Great answers from the others here. You should have enough there to give you all the ideas you need. However, here's a couple of thoughts from outside the box:

  1. Set up a local bit-torrent tracker on your network (visible ONLY to your network), and share your large files among your workstations via bittorrent.

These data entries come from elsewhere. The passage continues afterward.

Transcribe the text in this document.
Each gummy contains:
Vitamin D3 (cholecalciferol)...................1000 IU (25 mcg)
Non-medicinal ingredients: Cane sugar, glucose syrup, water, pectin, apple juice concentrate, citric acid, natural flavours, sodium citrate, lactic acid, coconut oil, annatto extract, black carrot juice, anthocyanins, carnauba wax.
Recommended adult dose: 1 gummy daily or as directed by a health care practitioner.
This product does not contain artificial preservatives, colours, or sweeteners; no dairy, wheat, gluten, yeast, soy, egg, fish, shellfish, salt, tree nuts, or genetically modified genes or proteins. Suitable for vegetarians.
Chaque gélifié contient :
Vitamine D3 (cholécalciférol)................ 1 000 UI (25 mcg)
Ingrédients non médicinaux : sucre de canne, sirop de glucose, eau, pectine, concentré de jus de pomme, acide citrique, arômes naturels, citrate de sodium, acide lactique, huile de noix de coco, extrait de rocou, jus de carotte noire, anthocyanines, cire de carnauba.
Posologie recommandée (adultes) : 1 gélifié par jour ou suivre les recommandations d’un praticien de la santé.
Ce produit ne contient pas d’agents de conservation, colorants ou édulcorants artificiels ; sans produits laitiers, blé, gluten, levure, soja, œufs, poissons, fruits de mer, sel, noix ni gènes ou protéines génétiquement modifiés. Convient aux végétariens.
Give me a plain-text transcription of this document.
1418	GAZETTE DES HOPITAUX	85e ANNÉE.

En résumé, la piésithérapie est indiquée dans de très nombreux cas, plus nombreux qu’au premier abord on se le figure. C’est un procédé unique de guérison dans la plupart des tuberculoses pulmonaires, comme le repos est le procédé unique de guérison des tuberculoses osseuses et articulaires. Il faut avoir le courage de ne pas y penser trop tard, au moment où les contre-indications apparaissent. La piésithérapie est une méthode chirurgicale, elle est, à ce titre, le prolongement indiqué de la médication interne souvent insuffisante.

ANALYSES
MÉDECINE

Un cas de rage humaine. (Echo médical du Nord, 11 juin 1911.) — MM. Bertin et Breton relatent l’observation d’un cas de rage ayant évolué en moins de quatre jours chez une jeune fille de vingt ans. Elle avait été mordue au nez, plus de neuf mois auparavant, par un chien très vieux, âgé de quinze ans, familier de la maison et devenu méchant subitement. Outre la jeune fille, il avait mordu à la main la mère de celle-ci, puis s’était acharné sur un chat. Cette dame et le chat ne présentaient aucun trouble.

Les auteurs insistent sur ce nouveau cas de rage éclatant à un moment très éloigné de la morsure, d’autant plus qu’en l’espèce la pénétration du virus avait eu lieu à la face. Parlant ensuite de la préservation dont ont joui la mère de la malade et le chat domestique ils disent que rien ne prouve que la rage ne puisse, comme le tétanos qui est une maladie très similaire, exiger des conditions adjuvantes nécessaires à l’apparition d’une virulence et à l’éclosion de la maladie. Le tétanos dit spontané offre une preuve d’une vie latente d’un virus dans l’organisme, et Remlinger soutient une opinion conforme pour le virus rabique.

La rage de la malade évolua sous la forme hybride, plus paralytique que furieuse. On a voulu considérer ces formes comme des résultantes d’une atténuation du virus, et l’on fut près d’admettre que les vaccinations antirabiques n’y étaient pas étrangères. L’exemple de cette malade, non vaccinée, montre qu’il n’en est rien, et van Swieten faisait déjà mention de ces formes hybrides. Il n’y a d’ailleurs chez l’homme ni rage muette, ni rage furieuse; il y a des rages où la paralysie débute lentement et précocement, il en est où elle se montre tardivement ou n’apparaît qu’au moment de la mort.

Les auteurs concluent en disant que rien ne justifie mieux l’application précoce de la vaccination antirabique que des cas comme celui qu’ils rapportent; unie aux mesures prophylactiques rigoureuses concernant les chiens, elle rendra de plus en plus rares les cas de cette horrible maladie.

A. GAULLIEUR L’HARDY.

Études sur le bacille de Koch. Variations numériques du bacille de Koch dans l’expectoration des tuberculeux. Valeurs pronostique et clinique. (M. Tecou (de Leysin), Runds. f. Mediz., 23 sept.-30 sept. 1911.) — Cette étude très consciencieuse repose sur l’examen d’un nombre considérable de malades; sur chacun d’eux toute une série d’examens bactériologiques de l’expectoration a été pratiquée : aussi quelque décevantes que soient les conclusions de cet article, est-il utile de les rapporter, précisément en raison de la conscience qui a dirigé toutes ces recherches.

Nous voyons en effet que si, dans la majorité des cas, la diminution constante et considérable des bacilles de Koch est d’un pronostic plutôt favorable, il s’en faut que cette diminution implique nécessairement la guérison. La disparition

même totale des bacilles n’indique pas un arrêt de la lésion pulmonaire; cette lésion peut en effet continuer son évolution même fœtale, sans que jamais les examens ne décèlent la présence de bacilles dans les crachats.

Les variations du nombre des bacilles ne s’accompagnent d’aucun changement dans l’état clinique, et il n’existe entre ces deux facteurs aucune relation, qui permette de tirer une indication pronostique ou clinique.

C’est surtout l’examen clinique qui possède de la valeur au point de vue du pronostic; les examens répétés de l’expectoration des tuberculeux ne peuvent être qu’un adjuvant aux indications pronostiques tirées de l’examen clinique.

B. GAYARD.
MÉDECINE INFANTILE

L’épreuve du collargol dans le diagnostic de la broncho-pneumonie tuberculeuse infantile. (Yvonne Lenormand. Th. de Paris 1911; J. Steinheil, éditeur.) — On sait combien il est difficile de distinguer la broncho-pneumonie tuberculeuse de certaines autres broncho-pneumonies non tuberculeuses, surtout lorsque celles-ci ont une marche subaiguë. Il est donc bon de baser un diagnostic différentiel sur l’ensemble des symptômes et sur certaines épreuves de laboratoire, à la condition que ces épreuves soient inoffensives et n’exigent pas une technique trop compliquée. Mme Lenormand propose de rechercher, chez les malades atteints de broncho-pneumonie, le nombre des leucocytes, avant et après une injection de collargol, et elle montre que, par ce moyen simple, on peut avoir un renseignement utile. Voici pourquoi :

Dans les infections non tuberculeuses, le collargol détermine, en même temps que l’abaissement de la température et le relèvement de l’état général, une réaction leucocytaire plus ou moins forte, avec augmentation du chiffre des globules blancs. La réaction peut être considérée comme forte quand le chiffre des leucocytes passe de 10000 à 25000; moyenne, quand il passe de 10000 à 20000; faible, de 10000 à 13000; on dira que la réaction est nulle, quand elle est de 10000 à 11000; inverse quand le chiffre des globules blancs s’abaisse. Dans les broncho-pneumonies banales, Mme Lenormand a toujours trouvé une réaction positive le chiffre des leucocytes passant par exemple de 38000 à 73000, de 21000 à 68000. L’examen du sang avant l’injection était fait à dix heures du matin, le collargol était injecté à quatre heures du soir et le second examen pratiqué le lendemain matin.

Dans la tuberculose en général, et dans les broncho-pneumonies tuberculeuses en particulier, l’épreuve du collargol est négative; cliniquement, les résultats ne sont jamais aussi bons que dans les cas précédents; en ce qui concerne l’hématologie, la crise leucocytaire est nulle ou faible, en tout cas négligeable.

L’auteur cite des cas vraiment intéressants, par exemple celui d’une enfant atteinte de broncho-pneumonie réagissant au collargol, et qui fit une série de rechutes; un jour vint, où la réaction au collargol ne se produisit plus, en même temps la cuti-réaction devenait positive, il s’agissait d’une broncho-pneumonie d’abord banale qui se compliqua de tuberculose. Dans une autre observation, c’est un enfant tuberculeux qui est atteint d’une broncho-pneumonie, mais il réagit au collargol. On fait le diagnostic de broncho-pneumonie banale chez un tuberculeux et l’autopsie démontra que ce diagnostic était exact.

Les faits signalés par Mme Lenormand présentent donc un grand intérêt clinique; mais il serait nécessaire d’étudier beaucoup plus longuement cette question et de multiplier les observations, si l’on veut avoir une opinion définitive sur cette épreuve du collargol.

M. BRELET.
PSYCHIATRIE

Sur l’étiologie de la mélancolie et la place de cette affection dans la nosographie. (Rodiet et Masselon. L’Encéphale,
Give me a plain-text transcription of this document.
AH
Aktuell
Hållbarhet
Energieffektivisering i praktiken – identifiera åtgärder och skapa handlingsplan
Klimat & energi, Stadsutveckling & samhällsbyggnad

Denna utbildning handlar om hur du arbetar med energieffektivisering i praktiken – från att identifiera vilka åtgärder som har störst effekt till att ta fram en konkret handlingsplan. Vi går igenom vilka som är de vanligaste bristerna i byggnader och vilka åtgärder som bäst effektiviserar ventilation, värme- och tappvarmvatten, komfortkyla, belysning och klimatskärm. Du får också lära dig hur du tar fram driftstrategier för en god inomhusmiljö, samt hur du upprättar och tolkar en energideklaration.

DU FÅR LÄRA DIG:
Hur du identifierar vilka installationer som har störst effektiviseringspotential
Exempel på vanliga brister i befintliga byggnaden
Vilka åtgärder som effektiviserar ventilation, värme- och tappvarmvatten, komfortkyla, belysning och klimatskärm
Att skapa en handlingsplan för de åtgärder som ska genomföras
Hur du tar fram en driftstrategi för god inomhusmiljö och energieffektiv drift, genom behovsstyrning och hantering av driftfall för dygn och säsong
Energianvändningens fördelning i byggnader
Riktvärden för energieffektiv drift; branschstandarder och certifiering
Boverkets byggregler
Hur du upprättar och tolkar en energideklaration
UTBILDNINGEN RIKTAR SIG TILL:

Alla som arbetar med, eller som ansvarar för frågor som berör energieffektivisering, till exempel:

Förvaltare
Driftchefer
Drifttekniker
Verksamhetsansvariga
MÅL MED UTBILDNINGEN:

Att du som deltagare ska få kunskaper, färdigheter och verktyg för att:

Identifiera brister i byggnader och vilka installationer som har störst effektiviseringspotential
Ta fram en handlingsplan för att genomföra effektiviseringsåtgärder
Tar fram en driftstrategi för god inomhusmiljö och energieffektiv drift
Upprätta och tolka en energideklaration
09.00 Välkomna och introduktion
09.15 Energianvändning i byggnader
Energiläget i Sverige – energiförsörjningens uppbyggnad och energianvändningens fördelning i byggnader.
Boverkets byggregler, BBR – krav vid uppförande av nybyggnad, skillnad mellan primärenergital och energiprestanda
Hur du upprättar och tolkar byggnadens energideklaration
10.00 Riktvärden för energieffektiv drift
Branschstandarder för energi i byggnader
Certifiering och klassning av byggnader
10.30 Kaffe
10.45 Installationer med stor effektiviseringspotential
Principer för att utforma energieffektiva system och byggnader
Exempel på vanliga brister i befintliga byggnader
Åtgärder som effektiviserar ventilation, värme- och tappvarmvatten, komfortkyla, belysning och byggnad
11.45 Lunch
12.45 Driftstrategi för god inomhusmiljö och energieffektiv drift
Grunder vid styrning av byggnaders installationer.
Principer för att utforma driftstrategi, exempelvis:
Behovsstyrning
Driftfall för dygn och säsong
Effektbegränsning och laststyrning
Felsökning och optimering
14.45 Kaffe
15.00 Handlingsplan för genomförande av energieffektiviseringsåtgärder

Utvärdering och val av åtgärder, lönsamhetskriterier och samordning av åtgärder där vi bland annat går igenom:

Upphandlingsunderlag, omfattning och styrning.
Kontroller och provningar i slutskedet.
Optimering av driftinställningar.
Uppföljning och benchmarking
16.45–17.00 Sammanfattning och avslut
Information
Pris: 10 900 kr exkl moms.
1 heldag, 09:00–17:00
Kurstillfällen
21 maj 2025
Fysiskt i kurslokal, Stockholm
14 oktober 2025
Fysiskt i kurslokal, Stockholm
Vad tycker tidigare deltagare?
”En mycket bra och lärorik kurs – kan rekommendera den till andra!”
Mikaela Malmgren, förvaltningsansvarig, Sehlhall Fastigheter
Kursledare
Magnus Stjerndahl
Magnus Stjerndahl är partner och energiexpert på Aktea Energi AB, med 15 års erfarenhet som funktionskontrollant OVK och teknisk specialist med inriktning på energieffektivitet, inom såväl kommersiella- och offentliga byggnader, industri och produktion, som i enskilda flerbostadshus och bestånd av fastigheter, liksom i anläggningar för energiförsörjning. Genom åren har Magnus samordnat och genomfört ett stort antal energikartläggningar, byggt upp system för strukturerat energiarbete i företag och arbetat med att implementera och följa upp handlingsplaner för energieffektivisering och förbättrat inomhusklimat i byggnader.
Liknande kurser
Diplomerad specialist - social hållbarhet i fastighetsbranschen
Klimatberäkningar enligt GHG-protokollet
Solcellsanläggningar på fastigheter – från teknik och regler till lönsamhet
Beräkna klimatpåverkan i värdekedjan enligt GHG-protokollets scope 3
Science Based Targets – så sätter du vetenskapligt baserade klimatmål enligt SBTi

  2. Does every render station need the entirety of every file? If not, then share out portions of files. Either split your large files into smaller chunks, or serve your files with an HTTP server that understands range requests, and have your clients download only the byte ranges they need.

Steven Monday
  • 13,019
  • 4
  • 35
  • 45
  • 3
    Heh. How about using USB sticks to transfer large files around.. You can also throw them across the office. Improves transfer times, and improves workers' hand-eye coordination. – Tom O'Connor Dec 12 '10 at 01:10
  • That's the spirit! – Steven Monday Dec 12 '10 at 01:42
  • +1 For p2p. If you he wants to use the full internal bandwidth of the switches he needs p2p. Each switch has 24*100*2Mbps internal bandwidth. And, of course, rearrange the switches so that one of them is the backbone with the storage connected to it. – Mircea Vutcovici Dec 14 '10 at 01:14
2

A peer to peer solution like aerofs may help you. Everyone is a file server! :-)

Mark Henderson
  • 68,316
  • 31
  • 175
  • 255
The Unix Janitor
  • 2,388
  • 14
  • 13
0

Here is what I would do.

1 - Take a baseline measurement of performance.

2 - Fix your current config (see below) by adding a new switch.

PC’s-->[ SW1 ]-->[          ]   
                 [          ]   
                 [          ]   
PC’s-->[ SW2 ]-->[  SW New  ]-------------->[ Router ]
                 [          ]   
                 [          ]   
PC’s-->[ SW3 ]-->[          ]--->NAS

3 - Take a new measurement.

4 - Install software that pushes (multicasts) the file from the NAS to the PC's. (see Sean's post)

5 - Take a new measurement.

At each measurement point run the same test multiple times.

Also, if you can tell us the Model / Mfg. of the NAS we might be able to provide other answers.

dbasnett
  • 683
  • 5
  • 11